Die Zeitung fragte, ob ungewollt eine Diskussion ausgelöst wurde. Nein, Weglassen ist gängige Praxis in der Bundesrepublik, beobachte ich oft. Diese Praxis gehört wohl zum Handwerkszeug führender Akteure in unserem vereinten Land. Dorothee Bär, Ministerin für Forschung, Technologie und Raumfahrt, gehört dazu. Sie, Mitglied der Bundesregierung, Regierung für alle Deutschen, hat den Bundesbürger Ulf Merbold (Astronaut) einfach wie selbstverständlich zum ersten Deutschen im All erklärt und unterschlägt ganz und gar nicht ungewollt die Lebensleistung eines Ostdeutschen, Sigmund Jähn (Kosmonaut) aus Sachsen. Das schmerzt Ostdeutsche, die Jähn kennen und sich daran erinnern, wie er ins Weltall flog. Sie sind betroffen.

Das Weglassen ist schlicht Absicht, behaupte ich, und zeigt die Selbstherrlichkeit der Akteure. Die Westdeutsche Bär beweist, was sie von ostdeutscher Geschichte hält. Nichts. Was aus dem Osten stammt, taugt eben nichts, oder? Das war vor 1989 so, das war 1990 so und ist jetzt immer noch so. Bis in die Ewigkeit? Eine permanente Aufgabe derer, die das in Beton gießen, ohne extra eine Mauer errichten zu müssen, lautet dazu: Deutsche Geschichte in den verschiedensten Bereichen wird intensiv vor allem als Geschichte der BRD, als Geschichte der Westdeutschen präsentiert. DDR, ostdeutsche Geschichte, Biografien, Leistungen, Erzählungen, Episoden bleiben schön am Rand. Sie sind zweitklassig, sind von da „drüben“. Am besten gehören die ab in den Giftschrank bundesdeutscher Archive, könnte geschlussfolgert werden.

Bei allem Ärger gibt es ein Detail über Merbold und Jähn – zum Schmunzeln

Nun machte die Ministerin unnötige politisch motivierte Unterschiede bei zwei Mitbürgern im einigen Deutschland – einerseits der Astronaut Ulf Merbold, andererseits der Kosmonaut Sigmund Jähn. Und ja, das ist lustig, dass im Westen beim Begriff „Kosmonaut“ gern die Nase gerümpft wird: Das heißt doch Astronaut. Nun hatten die Russen den Kosmonauten erfunden und die Amerikaner halt den Astronauten, aber Letzteres klingt schon cooler, nicht?

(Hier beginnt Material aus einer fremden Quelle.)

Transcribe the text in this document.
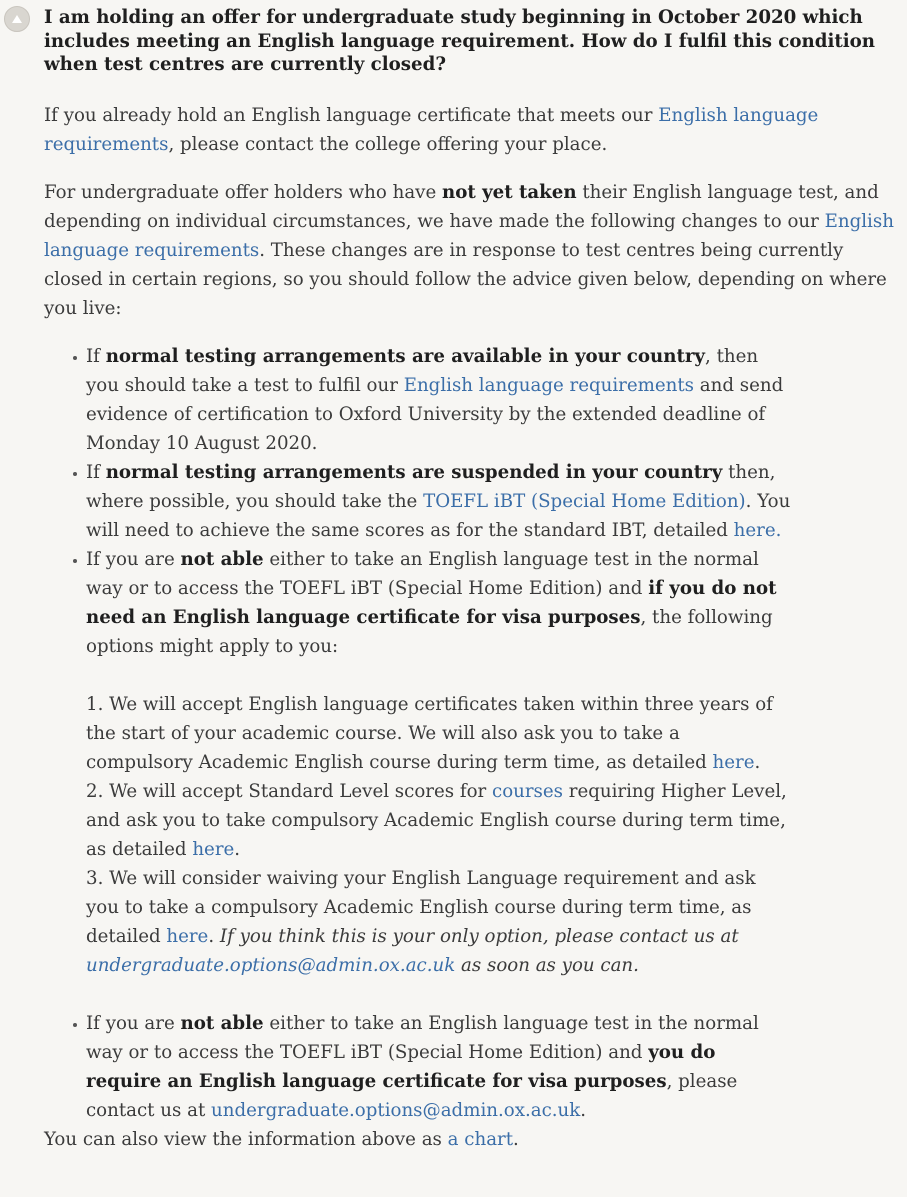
I am holding an offer for undergraduate study beginning in October 2020 which includes meeting an English language requirement. How do I fulfil this condition when test centres are currently closed?

If you already hold an English language certificate that meets our English language requirements, please contact the college offering your place.

For undergraduate offer holders who have not yet taken their English language test, and depending on individual circumstances, we have made the following changes to our English language requirements. These changes are in response to test centres being currently closed in certain regions, so you should follow the advice given below, depending on where you live:

If normal testing arrangements are available in your country, then you should take a test to fulfil our English language requirements and send evidence of certification to Oxford University by the extended deadline of Monday 10 August 2020.
If normal testing arrangements are suspended in your country then, where possible, you should take the TOEFL iBT (Special Home Edition). You will need to achieve the same scores as for the standard IBT, detailed here.
If you are not able either to take an English language test in the normal way or to access the TOEFL iBT (Special Home Edition) and if you do not need an English language certificate for visa purposes, the following options might apply to you:
1. We will accept English language certificates taken within three years of the start of your academic course. We will also ask you to take a compulsory Academic English course during term time, as detailed here.
2. We will accept Standard Level scores for courses requiring Higher Level, and ask you to take compulsory Academic English course during term time, as detailed here.
3. We will consider waiving your English Language requirement and ask you to take a compulsory Academic English course during term time, as detailed here. If you think this is your only option, please contact us at undergraduate.options@admin.ox.ac.uk as soon as you can.
If you are not able either to take an English language test in the normal way or to access the TOEFL iBT (Special Home Edition) and you do require an English language certificate for visa purposes, please contact us at undergraduate.options@admin.ox.ac.uk.

You can also view the information above as a chart.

Bär freute sich über den Westdeutschen, den Astronauten, den wahren Debütanten. Ihr sei zum Abschluss noch etwas zu den zwei Persönlichkeiten (die beide (!) herausragend für die gesamtdeutsche Geschichte sind) ans Herz gelegt: Sigmund Jähn flog 1978 als erster Deutscher ins Weltall – ja, ein Bürger der damaligen DDR. Und 1983 folgte ihm Ulf Merbold, der Westdeutsche war der zweite Deutsche im Weltall. Wundervoll. Und beide, sehr geehrte Frau Bär, Jähn und Merbold, sind tatsächlich Deutsche, sogar Ostdeutsche. Jähn lebte im sächsischen Vogtland und Merbold im thüringischen Vogtland, bevor er in den 1960er-Jahren nach Westdeutschland ging. Ich als Vogtländer sage mit einem Schmunzeln und ganz und gar uneingebildet: Ist doch was, dass die zwei ersten Deutschen im Weltall aus meiner Heimatregion stammen, nicht wahr?